Agents appear to be speaking with one voice in response to the latest house price index, saying that once Brexit is sorted - and whatever way it goes - pent-up demand will boost the market.
Their views come in response to the latest Nationwide index, which shows house price growth remaining subdued and values actually only 0.7 per cent higher than a year ago.
“Although on one hand it is disappointing that activity is not increasing more rapidly, we can take some comfort from not seeing a heavier correction considering significant political distractions” explains Jeremy Leaf, former RICS residential chairman and owner of his own agency in north London.
“The fundamentals remain in place and we firmly believe that when the odds on a Brexit deal shorten further, pent-up housing market demand will be released, some of which we are already seeing in the land for new homes market” he continues.
And Iain McKenzie, chief executive of The Guild of Property Professionals, adds: “Brexit has created some pent up frustration, but once we get a decision, whichever way it goes, we are likely to see an increase in activity as homeowners who have played the waiting game jump into action.
“There has been so much talk about Brexit and its impact on the housing market, but this is evidence that a proportion of the country have had a ‘let’s get on with it’ attitude, despite the economic situation.”
Meanwhile Guy Gittins, managing director of London agency Chestertons, says: “I see this drop as a temporary blip, and expect prices to recover once the market has more clarity on Brexit.

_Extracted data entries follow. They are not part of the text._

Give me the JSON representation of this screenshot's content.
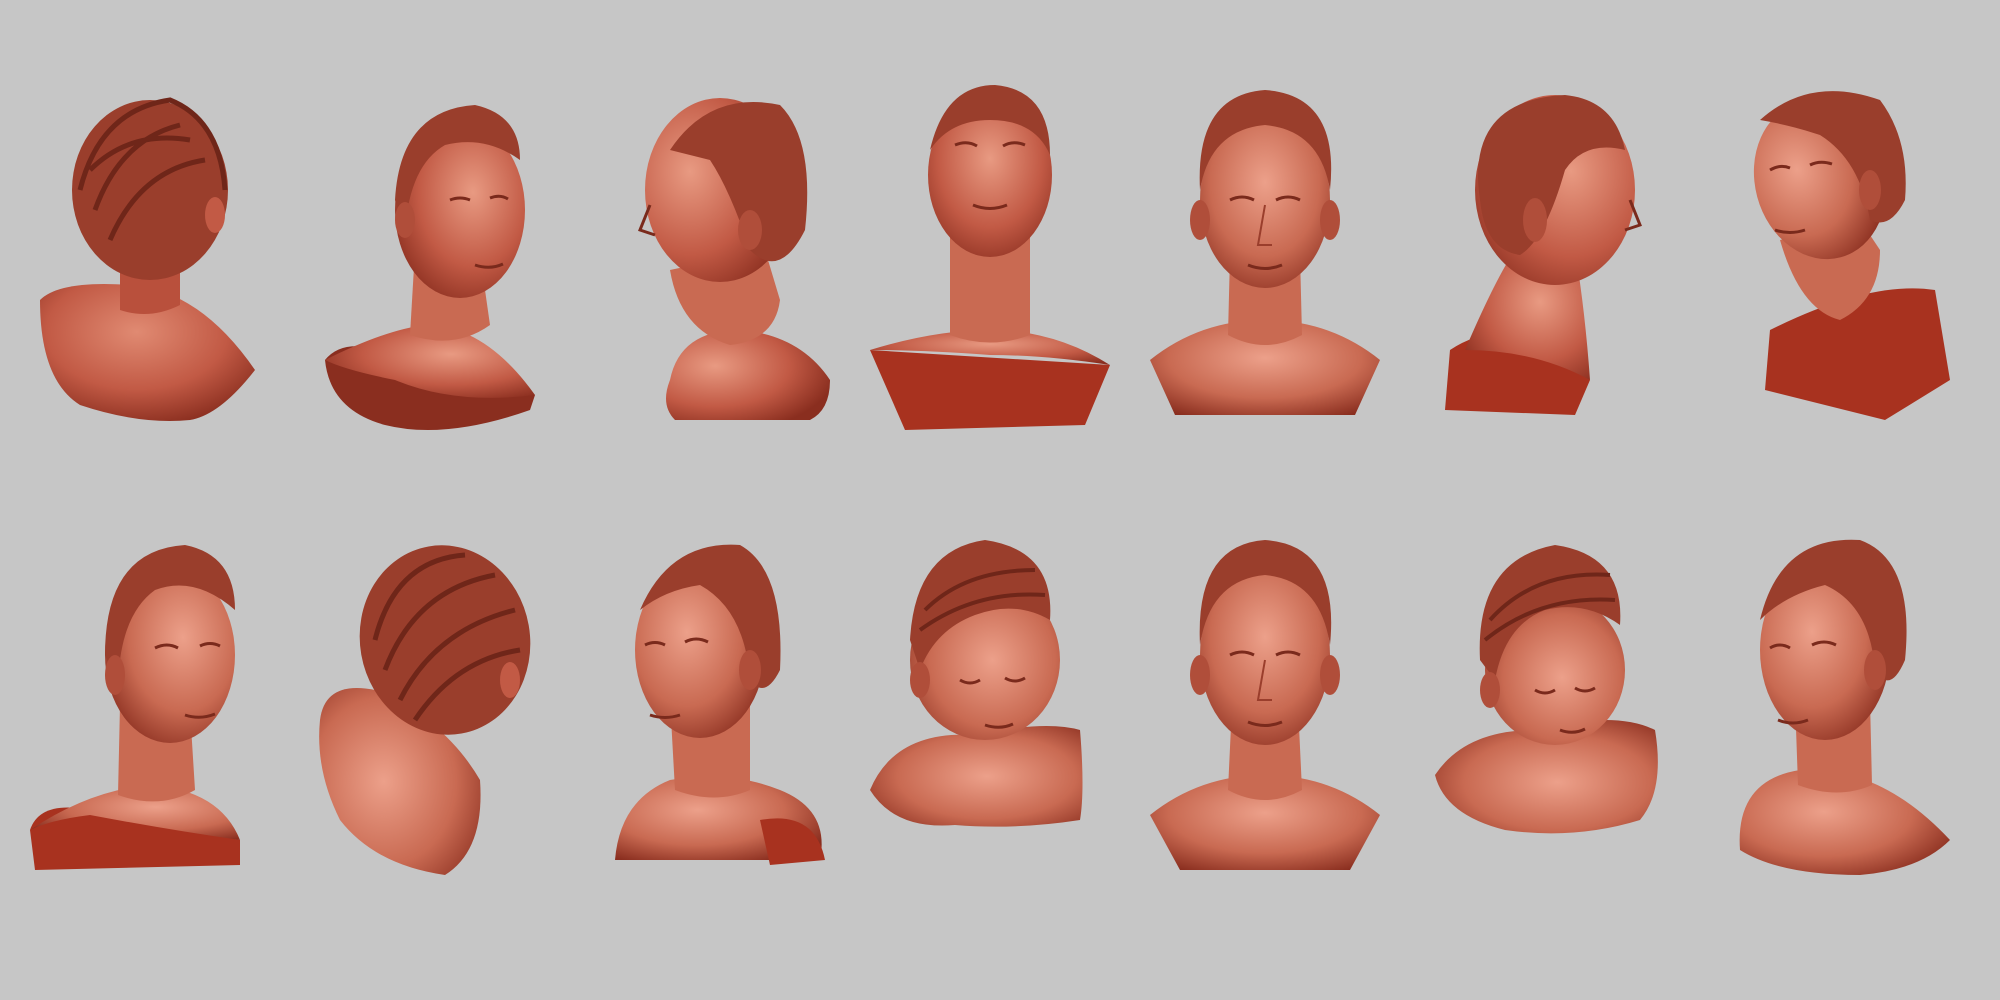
{
  "scene": {
    "background_color": "#c6c6c6",
    "clay_color": "#c25a45",
    "clay_highlight": "#e08a72",
    "clay_shadow": "#8a2e1f",
    "hair_color": "#9a3e2c",
    "views": [
      {
        "id": "v0",
        "view": "back-left",
        "head_turn": -150,
        "head_tilt": 0
      },
      {
        "id": "v1",
        "view": "three-quarter-right",
        "head_turn": 40,
        "head_tilt": 0
      },
      {
        "id": "v2",
        "view": "profile-left",
        "head_turn": -90,
        "head_tilt": 0
      },
      {
        "id": "v3",
        "view": "front-low",
        "head_turn": 0,
        "head_tilt": -20
      },
      {
        "id": "v4",
        "view": "front",
        "head_turn": 0,
        "head_tilt": 0
      },
      {
        "id": "v5",
        "view": "profile-right-back",
        "head_turn": 120,
        "head_tilt": 0
      },
      {
        "id": "v6",
        "view": "three-quarter-left-up",
        "head_turn": -40,
        "head_tilt": -15
      },
      {
        "id": "v7",
        "view": "three-quarter-right",
        "head_turn": 35,
        "head_tilt": 0
      },
      {
        "id": "v8",
        "view": "back-top",
        "head_turn": -160,
        "head_tilt": 25
      },
      {
        "id": "v9",
        "view": "three-quarter-left",
        "head_turn": -35,
        "head_tilt": 5
      },
      {
        "id": "v10",
        "view": "top-down",
        "head_turn": 10,
        "head_tilt": 30
      },
      {
        "id": "v11",
        "view": "front",
        "head_turn": 0,
        "head_tilt": 0
      },
      {
        "id": "v12",
        "view": "top-down-right",
        "head_turn": 20,
        "head_tilt": 35
      },
      {
        "id": "v13",
        "view": "three-quarter-left",
        "head_turn": -25,
        "head_tilt": 0
      }
    ]
  }
}
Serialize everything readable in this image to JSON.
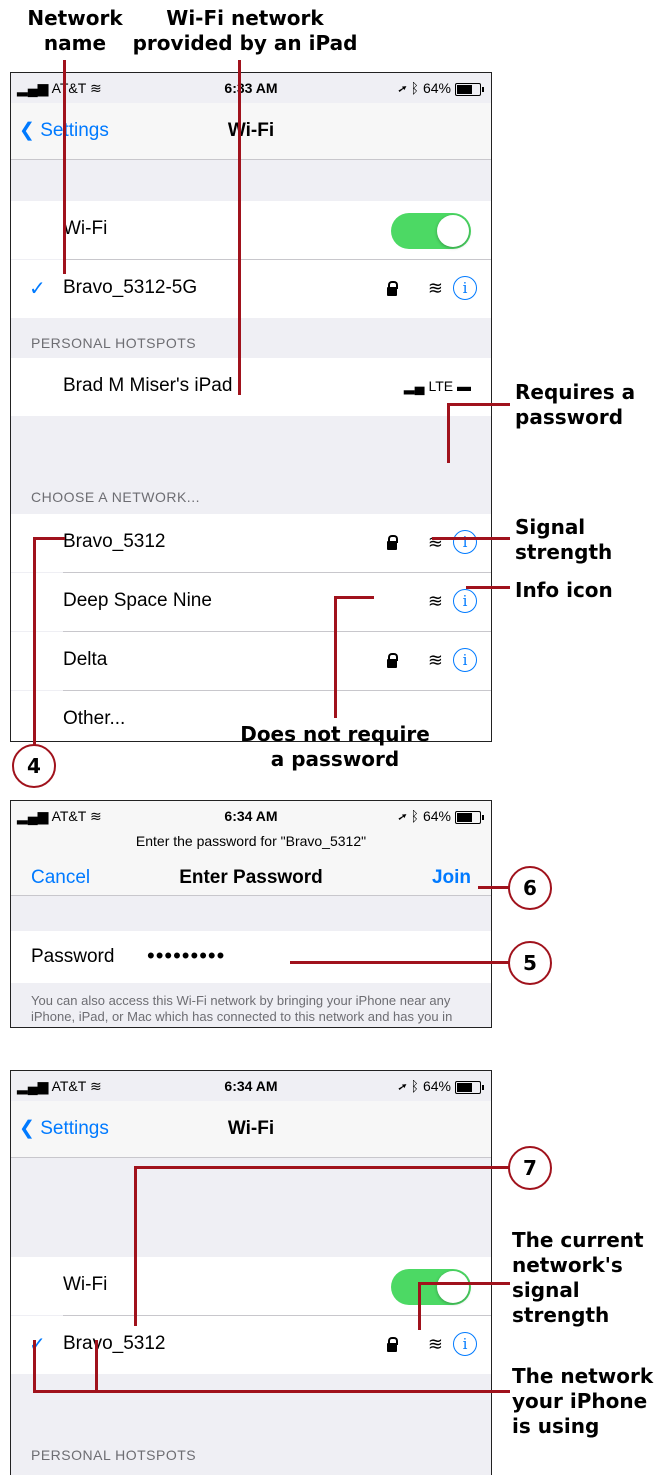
{
  "callouts": {
    "network_name": "Network\nname",
    "ipad_network": "Wi-Fi network\nprovided by an iPad",
    "requires_password": "Requires a\npassword",
    "signal_strength": "Signal\nstrength",
    "info_icon": "Info icon",
    "no_password": "Does not require\na password",
    "current_signal": "The current\nnetwork's\nsignal\nstrength",
    "network_using": "The network\nyour iPhone\nis using"
  },
  "steps": [
    "4",
    "5",
    "6",
    "7"
  ],
  "screen1": {
    "status": {
      "carrier": "AT&T",
      "time": "6:33 AM",
      "battery": "64%"
    },
    "back_label": "Settings",
    "title": "Wi-Fi",
    "wifi_label": "Wi-Fi",
    "connected": "Bravo_5312-5G",
    "hotspots_header": "PERSONAL HOTSPOTS",
    "hotspot_name": "Brad M Miser's iPad",
    "hotspot_net": "LTE",
    "choose_header": "CHOOSE A NETWORK...",
    "networks": [
      "Bravo_5312",
      "Deep Space Nine",
      "Delta",
      "Other..."
    ]
  },
  "screen2": {
    "status": {
      "carrier": "AT&T",
      "time": "6:34 AM",
      "battery": "64%"
    },
    "prompt": "Enter the password for \"Bravo_5312\"",
    "cancel": "Cancel",
    "title": "Enter Password",
    "join": "Join",
    "password_label": "Password",
    "password_value": "•••••••••",
    "footer": "You can also access this Wi-Fi network by bringing your iPhone near any iPhone, iPad, or Mac which has connected to this network and has you in their contacts."
  },
  "screen3": {
    "status": {
      "carrier": "AT&T",
      "time": "6:34 AM",
      "battery": "64%"
    },
    "back_label": "Settings",
    "title": "Wi-Fi",
    "wifi_label": "Wi-Fi",
    "connected": "Bravo_5312",
    "hotspots_header": "PERSONAL HOTSPOTS"
  },
  "colors": {
    "accent": "#007aff",
    "toggle_on": "#4cd964",
    "callout_line": "#a0121c"
  },
  "icons": [
    "signal-bars-icon",
    "wifi-icon",
    "location-arrow-icon",
    "bluetooth-icon",
    "battery-icon",
    "chevron-left-icon",
    "checkmark-icon",
    "lock-icon",
    "info-icon"
  ]
}
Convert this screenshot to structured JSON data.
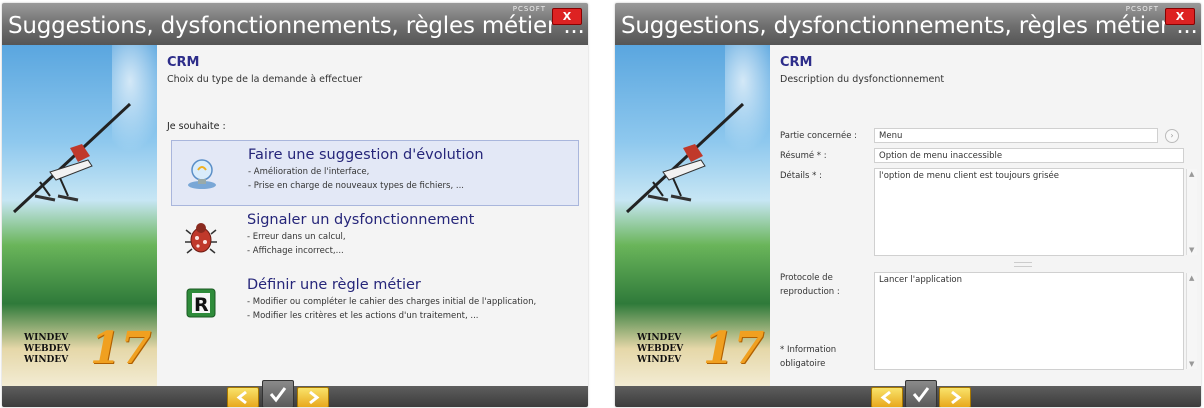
{
  "window1": {
    "title": "Suggestions, dysfonctionnements, règles métier ...",
    "brand": "PCSOFT",
    "close": "X",
    "heading": "CRM",
    "subheading": "Choix du type de la demande à effectuer",
    "prompt": "Je souhaite :",
    "options": [
      {
        "title": "Faire une suggestion d'évolution",
        "lines": [
          "- Amélioration de l'interface,",
          "- Prise en charge de nouveaux types de fichiers, ..."
        ],
        "icon": "lightbulb-icon",
        "selected": true
      },
      {
        "title": "Signaler un dysfonctionnement",
        "lines": [
          "- Erreur dans un calcul,",
          "- Affichage incorrect,..."
        ],
        "icon": "bug-icon",
        "selected": false
      },
      {
        "title": "Définir une règle métier",
        "lines": [
          "- Modifier ou compléter le cahier des charges initial de l'application,",
          "- Modifier les critères et les actions d'un traitement, ..."
        ],
        "icon": "rule-icon",
        "selected": false
      }
    ]
  },
  "window2": {
    "title": "Suggestions, dysfonctionnements, règles métier ...",
    "brand": "PCSOFT",
    "close": "X",
    "heading": "CRM",
    "subheading": "Description du dysfonctionnement",
    "fields": {
      "partie_label": "Partie concernée :",
      "partie_value": "Menu",
      "resume_label": "Résumé * :",
      "resume_value": "Option de menu inaccessible",
      "details_label": "Détails * :",
      "details_value": "l'option de menu client est toujours grisée",
      "protocole_label_1": "Protocole de",
      "protocole_label_2": "reproduction :",
      "protocole_value": "Lancer l'application",
      "mandatory_1": "* Information",
      "mandatory_2": "obligatoire"
    }
  },
  "logo": {
    "line1": "WINDEV",
    "line2": "WEBDEV",
    "line3": "WINDEV",
    "version": "17"
  },
  "colors": {
    "accent": "#26267a",
    "nav": "#e8a81d",
    "titlebar": "#6e6e6e"
  }
}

Over the medium-and long-term, London property has outperformed most other asset classes and we believe it will remain a solid investment, regardless of the Brexit outcome.”
The Nationwide believes that while sentiment may have softened, the hard number of transactions and mortgage approvals have remained broadly stable in recent months.
But although buyer enquiries have fallen, says the index, this doesn’t appear to have been enough to prevent a modest shift in the balance of demand and supply in favour of buyers in recent months.
Northern Ireland remained the strongest performing home nation in the first quarter of 2019, although annual price growth softened to 3.3 per cent from 5.8 per cent in the previous quarter.
Scotland saw a slight pick up in annual price growth to 2.4 per cent while Wales saw a marked slowing in growth to 0.9 per cent - a big drop from the 4.0 per cent in the final quarter of 2018.
Meanwhile, England recorded its first annual price fall since 2012, with prices down 0.7 per cent compared with Q1 2018, driven by declines in the south east.
London was the weakest performing region in Q1, with prices 3.8 per cent lower than the same period of 2018 – the fastest pace of decline since 2009 and the seventh consecutive quarter in which prices have declined in the capital.
“This trend is not entirely unexpected, however, as it follows several years of sustained outperformance which left affordability more stretched. Policy changes that have impacted the Buy to Let market in recent years are also likely to have exerted more of a drag in London, given that the private rental sector accounts for a larger proportion of the housing stock in the capital than elsewhere in the country” notes the Nationwide’s chief economist, Robert Gardner.